Angiography is indicated in cases of a combination of hydrocephalus with malformations of the veins of Galen and other vascular anomalies.

Treatment Remove the cause of obstruction of the CSF, if possible (eg, tumors). The shunting of the CSF into such cavities of the body, where it will be absorbed. Common shunting systems are ventriculoperitoneal, ventriculoatrial and lumboritoneal shunts. Ventriculopleural shunts and ventriculocisternostomy (according to Torkildsen) are used much less often. Ventriculourethroanastomosis and ventriculocholecystostomy are rarely used.
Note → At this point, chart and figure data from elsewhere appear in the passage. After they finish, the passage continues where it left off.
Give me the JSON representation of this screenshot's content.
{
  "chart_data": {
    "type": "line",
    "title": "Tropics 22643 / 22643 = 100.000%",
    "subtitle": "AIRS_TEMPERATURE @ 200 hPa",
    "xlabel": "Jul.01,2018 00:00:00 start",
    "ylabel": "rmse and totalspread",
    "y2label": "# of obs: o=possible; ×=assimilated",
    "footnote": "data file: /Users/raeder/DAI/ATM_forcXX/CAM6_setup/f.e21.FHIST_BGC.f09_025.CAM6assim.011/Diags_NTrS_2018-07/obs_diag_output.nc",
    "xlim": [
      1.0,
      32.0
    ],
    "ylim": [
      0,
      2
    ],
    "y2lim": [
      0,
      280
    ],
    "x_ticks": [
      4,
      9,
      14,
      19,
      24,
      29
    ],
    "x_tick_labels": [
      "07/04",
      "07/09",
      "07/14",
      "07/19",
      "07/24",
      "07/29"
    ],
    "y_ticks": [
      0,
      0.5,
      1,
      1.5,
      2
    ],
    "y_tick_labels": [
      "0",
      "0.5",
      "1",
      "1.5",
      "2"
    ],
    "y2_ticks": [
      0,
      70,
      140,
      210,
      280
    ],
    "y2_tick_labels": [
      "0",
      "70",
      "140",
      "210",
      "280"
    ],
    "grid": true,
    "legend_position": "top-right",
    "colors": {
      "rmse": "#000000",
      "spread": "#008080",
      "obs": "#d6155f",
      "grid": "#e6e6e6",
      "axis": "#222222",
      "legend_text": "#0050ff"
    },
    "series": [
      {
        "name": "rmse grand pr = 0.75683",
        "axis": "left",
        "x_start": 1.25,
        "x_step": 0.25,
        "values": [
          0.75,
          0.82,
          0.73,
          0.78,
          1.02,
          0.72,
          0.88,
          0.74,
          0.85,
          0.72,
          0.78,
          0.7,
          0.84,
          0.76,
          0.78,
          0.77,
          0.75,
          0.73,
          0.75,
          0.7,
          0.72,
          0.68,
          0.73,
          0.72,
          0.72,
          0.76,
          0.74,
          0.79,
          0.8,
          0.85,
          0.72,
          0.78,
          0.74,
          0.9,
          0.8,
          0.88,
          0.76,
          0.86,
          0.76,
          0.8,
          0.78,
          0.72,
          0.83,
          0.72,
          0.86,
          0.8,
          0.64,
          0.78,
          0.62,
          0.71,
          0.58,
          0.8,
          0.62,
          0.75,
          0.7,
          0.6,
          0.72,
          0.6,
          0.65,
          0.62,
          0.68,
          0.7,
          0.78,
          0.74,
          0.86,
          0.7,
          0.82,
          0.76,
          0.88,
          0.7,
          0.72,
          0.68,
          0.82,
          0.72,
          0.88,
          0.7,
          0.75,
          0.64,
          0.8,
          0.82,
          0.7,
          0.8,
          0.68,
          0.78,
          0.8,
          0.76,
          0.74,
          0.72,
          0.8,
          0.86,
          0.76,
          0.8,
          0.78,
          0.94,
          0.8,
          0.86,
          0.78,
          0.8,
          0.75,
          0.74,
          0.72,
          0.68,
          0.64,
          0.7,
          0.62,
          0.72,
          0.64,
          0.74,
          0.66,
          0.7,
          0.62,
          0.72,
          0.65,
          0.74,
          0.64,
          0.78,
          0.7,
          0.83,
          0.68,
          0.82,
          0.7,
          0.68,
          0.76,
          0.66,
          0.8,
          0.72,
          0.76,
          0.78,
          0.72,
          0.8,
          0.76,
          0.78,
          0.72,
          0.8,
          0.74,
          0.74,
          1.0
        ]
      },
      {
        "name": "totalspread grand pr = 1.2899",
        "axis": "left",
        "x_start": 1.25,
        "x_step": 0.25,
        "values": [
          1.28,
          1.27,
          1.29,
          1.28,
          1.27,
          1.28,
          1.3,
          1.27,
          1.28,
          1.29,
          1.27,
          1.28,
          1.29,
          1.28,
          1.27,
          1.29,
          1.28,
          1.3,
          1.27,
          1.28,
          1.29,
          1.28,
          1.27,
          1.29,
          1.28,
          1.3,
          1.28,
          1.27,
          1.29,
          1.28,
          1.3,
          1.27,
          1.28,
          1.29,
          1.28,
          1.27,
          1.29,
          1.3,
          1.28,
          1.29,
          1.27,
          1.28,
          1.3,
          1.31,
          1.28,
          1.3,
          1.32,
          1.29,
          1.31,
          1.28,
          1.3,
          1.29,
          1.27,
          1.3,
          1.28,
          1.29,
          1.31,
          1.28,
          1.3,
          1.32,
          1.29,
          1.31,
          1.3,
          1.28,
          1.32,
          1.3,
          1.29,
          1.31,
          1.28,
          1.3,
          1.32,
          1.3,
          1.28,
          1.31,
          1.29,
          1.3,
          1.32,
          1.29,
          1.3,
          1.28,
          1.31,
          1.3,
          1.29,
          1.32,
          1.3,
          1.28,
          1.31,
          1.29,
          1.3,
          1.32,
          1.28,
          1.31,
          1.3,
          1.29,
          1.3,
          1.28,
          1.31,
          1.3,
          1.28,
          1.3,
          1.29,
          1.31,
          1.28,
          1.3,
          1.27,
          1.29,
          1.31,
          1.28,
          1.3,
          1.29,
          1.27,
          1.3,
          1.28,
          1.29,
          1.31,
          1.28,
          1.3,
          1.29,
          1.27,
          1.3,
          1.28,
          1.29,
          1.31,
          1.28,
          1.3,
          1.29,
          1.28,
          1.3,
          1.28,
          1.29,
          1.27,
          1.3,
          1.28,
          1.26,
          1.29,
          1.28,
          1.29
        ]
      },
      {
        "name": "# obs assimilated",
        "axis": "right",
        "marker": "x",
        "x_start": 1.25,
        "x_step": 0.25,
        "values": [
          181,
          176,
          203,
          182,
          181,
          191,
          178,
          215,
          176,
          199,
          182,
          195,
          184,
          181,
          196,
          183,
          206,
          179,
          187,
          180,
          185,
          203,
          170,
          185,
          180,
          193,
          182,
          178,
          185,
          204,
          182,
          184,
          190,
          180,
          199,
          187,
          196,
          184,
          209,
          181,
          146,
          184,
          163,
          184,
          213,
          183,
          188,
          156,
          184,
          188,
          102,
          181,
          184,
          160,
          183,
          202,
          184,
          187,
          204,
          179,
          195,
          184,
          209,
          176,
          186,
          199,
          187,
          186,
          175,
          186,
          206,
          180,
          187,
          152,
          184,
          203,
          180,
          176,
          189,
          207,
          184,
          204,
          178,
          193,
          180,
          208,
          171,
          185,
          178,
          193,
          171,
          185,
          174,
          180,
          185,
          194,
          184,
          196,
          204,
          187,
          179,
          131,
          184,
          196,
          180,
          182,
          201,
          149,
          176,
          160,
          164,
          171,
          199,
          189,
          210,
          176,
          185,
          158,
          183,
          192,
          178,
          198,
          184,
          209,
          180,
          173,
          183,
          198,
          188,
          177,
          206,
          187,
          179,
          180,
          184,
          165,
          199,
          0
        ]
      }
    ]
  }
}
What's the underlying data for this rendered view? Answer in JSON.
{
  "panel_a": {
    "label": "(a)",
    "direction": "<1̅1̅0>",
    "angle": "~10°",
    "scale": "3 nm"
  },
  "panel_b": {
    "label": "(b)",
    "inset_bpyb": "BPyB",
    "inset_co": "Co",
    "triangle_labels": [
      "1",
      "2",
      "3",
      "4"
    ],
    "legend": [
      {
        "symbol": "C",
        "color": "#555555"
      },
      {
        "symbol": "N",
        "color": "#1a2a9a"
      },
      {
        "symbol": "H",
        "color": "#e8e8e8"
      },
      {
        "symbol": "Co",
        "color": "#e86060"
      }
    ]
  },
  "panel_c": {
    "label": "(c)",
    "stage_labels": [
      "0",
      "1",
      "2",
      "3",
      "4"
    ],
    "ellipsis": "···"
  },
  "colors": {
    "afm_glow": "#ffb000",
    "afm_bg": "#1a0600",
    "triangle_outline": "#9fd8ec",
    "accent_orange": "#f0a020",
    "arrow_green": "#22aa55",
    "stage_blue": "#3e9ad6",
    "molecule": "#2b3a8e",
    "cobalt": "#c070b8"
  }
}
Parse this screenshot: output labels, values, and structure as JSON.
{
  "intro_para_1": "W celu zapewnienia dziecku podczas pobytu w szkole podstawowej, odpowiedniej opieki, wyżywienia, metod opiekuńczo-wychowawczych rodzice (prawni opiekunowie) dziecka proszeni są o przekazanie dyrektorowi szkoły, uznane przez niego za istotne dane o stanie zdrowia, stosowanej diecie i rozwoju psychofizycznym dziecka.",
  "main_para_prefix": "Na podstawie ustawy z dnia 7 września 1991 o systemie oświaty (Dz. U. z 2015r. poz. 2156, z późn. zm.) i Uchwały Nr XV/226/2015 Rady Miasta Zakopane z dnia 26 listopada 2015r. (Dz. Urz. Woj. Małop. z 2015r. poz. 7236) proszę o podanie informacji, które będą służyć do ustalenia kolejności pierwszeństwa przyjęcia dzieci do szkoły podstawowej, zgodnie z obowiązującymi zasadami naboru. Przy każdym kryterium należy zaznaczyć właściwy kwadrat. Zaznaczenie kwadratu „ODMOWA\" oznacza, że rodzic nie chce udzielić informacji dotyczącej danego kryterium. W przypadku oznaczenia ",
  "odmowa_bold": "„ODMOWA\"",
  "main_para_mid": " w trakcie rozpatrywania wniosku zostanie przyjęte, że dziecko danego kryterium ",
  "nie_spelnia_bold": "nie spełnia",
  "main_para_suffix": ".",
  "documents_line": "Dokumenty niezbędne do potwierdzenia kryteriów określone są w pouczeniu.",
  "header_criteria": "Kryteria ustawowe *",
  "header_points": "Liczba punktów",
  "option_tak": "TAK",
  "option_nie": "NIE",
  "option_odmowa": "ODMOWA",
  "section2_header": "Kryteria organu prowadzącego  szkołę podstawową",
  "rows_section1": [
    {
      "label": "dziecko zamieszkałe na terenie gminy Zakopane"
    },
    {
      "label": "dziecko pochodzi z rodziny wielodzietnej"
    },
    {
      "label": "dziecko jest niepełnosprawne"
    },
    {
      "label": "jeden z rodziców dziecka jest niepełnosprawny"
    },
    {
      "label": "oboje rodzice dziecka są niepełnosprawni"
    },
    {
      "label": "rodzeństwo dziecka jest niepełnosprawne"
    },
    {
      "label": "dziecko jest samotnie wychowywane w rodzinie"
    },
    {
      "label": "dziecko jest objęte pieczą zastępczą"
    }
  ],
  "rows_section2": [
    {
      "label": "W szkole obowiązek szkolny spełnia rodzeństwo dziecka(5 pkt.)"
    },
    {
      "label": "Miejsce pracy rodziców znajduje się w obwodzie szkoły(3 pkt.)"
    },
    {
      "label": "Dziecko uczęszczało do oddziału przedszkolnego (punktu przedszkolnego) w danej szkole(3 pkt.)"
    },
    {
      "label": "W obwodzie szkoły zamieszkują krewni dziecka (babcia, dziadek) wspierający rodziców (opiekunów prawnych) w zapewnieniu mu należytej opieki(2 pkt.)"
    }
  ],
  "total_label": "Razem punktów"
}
Ventriculostomy of the third ventricle consists in creating a surgical communication between the third ventricle and intercostal cistern.

There are no drugs for adequate treatment of hydrocephalus. However, in some patients, additional therapy with acetazolamide may be indicated.

Catamnesis Children with implanted shunts should be observed by neurosurgeons throughout their life. Infants should be examined more often due to the risk of an inconspicuous development of shunt dysfunction. After installing the shunt or after its revision, children should also be observed more often, with a gradual transition to surveys at a frequency of once a year.